The comparisons seem to be inescapable. New Orleans as the Third World: displacement and destitution, internal migration and "refugees," hunger and homelessness. That most of the people caught up in these conditions are conspicuously men, women, and children of color–and poor–serves to make the comparisons all the more compelling. In fact, New Orleans in the wake of Katrina has been profoundly implicated in the Caribbean condition.

The hurricane haunts the Caribbean like a spectral presence. It has always been thus. The experience makes for the memory of a lifetime; in time it passes into history; with enough time it becomes the stuff of folklore. Almost everyone in the Caribbean has a memory of a hurricane--at least one--and always, it seems, one in particular: that one encounter with terror, often at an impressionable age. But then, too, hurricanes have a way of making an impression at any age. No passage of time seems to dim the memory of the experience, or its effects: it is something that people remember clearly and recall often. The experience can serve permanently to demarcate a lifetime, and persist thereafter as the reference point by which people often make those profoundly personal distinctions about their lives as "before" and "after."

The hurricane can often serve as a flashpoint, a means by which to illuminate the social landscape during a brief but revelatory moment, when complex realms of relationships--between the moral and the material, between the private and the public, between the expectations of authority and the authority of expectations--suddenly appeared with a clarity never before imagined. The calamities occasioned by hurricanes often reveal new realities and expose larger truths about the conduct of daily life, about the role of the State, the nature of class structures, the character of race relations, about kinship ties and community bonds.

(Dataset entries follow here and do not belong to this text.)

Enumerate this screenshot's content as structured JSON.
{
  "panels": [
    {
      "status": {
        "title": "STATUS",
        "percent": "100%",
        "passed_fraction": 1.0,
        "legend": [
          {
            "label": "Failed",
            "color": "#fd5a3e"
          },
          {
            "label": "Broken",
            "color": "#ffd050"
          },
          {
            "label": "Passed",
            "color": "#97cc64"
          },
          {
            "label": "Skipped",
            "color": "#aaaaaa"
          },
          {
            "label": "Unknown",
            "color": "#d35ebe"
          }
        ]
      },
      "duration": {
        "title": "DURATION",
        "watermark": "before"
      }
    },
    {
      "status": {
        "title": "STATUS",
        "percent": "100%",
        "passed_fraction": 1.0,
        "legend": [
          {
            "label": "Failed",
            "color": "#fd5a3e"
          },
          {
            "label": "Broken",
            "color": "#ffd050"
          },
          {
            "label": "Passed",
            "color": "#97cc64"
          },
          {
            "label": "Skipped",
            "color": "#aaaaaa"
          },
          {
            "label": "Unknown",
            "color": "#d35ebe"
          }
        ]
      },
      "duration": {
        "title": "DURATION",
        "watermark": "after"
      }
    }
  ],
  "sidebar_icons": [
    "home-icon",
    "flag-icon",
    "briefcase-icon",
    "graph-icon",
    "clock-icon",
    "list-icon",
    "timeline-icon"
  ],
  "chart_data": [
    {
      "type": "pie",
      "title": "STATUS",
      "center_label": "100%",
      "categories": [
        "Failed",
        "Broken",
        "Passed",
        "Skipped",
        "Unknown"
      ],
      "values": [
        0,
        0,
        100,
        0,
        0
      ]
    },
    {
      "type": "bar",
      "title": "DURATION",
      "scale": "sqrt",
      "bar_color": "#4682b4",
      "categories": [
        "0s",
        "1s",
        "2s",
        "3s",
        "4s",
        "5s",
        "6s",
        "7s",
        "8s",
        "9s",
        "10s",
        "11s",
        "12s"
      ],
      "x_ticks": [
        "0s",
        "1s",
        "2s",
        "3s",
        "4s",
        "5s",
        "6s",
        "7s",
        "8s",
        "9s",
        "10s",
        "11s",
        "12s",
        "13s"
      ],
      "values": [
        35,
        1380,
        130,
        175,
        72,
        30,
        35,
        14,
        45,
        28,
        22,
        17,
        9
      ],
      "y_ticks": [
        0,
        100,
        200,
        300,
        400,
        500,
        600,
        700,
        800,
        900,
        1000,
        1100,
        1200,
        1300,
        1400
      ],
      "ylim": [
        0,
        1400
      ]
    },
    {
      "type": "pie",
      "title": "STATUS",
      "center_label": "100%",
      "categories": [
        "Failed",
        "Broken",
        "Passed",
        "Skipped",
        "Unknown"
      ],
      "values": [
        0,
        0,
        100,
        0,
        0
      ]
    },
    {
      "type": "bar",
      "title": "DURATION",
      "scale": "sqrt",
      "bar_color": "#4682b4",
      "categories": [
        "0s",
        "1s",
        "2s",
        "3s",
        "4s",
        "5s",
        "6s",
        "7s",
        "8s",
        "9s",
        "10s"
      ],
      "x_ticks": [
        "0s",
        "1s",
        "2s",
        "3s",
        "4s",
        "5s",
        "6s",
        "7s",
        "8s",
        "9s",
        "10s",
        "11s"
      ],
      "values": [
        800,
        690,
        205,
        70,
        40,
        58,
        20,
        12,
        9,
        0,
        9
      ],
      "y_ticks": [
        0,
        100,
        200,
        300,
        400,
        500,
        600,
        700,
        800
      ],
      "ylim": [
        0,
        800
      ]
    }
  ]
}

Nothing perhaps has escaped the searching gaze of the historian as thoroughly as the habits of everyday life, those practices and behaviors so common, so ordinary, that they cease to be apprehended at all, even--and indeed especially--by the very people who order a large part of their quotidian existence around the rhythm of routine: actions repeated day after day, over long periods of time, those behaviors that give order to the structures by which people organize their daily lives and in the aggregate serve to validate the very appearance of normality of existing social systems.

These are precisely the conditions that are impossible to sustain during the disarray occasioned by the hurricane. By subverting the assumption by which the everyday life function, hurricanes serve to reveal the social tissue that give form and function to the human condition.

Because people long so dearly to return to routine, previously taken for granted, they are able to summon up the cognitive categories around which to articulate the ordinary with a new found sense of self-interrogation--and often urgency--as something to which they sought to return. In that process they gave ordinary life a clarity and texture unimaginable under any other circumstances.

The winds come down particularly hard on the poor: men and women, white and black, the young and old, the mass of humanity concentrated in the cities, the poor who toil in the countryside, the displaced and the destitute--in sum, the vast numbers for whom hardship seems to beget hardship and whose circumstance of subsistence make them especially susceptible to the advent of new hardship. Families living close to or at the threshold of adversity have a far-shorter distance to travel to succumb to indigence. This is not to suggest that misfortune "finds" them in particular, but rather when it does find them the results are especially desperate. People who lived with little have little to lose, of course, but when they do lose it they lose it all.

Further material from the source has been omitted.